Question

Let f(x)=4(x−2)2/3+4. Find the open intervals on which f is increasing (decreasing). Then determine the x-coordinates of all relative maxima (minima).

1. f is increasing on the intervals
2. f is decreasing on the intervals
3. The relative maxima of f occur at x =
4. The relative minima of f occur at x =

Notes: In the first two, your answer should either be a single interval, such as (0,1), a comma separated list of intervals, such as (-inf, 2), (3,4), or the word "none".

Answer 1

Have you considered the 1st Derivative? Please demonstrate.

Answer 2

ok

Answer 3

8/(3 (-2 + x)^(1/3))

Answer 4

thats the derivative

Answer 5

@tkhunny then set it equal to 0 right?

Answer 6

I wasn't getting that at all.

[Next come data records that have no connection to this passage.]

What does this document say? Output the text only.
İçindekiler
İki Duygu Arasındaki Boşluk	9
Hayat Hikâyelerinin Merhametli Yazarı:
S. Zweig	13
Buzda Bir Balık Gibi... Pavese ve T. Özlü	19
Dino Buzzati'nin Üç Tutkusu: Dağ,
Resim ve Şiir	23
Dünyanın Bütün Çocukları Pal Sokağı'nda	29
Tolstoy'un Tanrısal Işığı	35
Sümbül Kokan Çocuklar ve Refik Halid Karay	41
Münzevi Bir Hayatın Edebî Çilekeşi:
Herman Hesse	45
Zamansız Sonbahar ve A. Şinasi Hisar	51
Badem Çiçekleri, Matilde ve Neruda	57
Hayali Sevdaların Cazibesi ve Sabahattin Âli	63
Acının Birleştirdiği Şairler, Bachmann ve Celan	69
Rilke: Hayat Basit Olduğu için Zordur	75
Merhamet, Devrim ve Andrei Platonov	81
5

Spend a little more time making sure you write what you intend.

\(f(x)=4(x−2)^{2/3}+4\)

\(f'(x)=4(2/3)(x−2)^{-1/3} = (8/3)(x-2)^{-1/3} = \dfrac{8}{3(x-2)^{1/3}}\)

Do we agree?

Answer 7

yes

Answer 8

when it comes to typing, i do my work on paper and i just tell people what i get

Answer 9

You had two different errors in your version. Please be more careful. Also, what possessed you to change (x-2) into (-2+x)?

It does no good to make excuses for poor communication. Add appropriate parentheses. Do what it takes to be clear in all forms of communication.

In this case, I would NOT set this equal to zero and solve. Why do you suppose that would be? Normally, that would be the things to do.

Answer 10

roger that, ill talk and explain more from now on

Answer 11

could you tell me the answers for this? please

Answer 12

Answer my question.

In this case, I would NOT set this equal to zero and solve. Why do you suppose that would be? Normally, that would be the thing to do. Look carefully at the derivative.

Answer 13

the reason why i set the derivative equal to 0, is because someone else explained me that is what i am suppose to do and i have done a few problems like this and it has worked

Answer 14

then i again looking at the derivative i should bring the root to numerator right?

Answer 15

That's why I said that is normally the thing to do. That's very good. Unfortunately, that will not help with this problem. You must see why. Go ahead and try it. See where it leads you.

It makes no difference where the root is written. It means the same thing and produces the same unfortunate result.

Answer 16

@dan815 help

Answer 17

You're not going to answer my question? Did you try to solve for f'(x) = 0?

Answer 18

I did the derivative, i just dont know what to do next

Answer 19

yes

Answer 20

What was your result? Is f'(x) ever zero?

Answer 21

i dont fins a solution

Answer 22

That's because there isn't one. This derivative is never zero. HOWEVER, and this is a really big "however", there may still be a minimum or maximum. IF there is, it will be in some weird place where the derivative does not exist. Can you find a place where the derivative does not exist?

Answer 23

@tkhunny no

Answer 24

I was hoping you would find it. Try x = 2. What is the value of the derivative at x = 2?

Answer 25

infinity

Answer 26

Well, that's sort of correct, but that does not provide a sufficient understanding of what we are seeing. The value of the derivative at x = 2 is NOT "infinity". "Infinity" isn't a number. The technical description we need is that the derivative DOES NOT EXIST at x = 2.

The last thing we need is the realization that the derivative is ALWAYS negative for x < 2 and the derivative is ALWAYS positive for x > 2. This tends to suggest that x = 2 is a global minimum of the original function.

Answer 27

See how the derivative might have a problem at x = 2?

Answer 28

thank you so much, i figured the rest out @tkhunny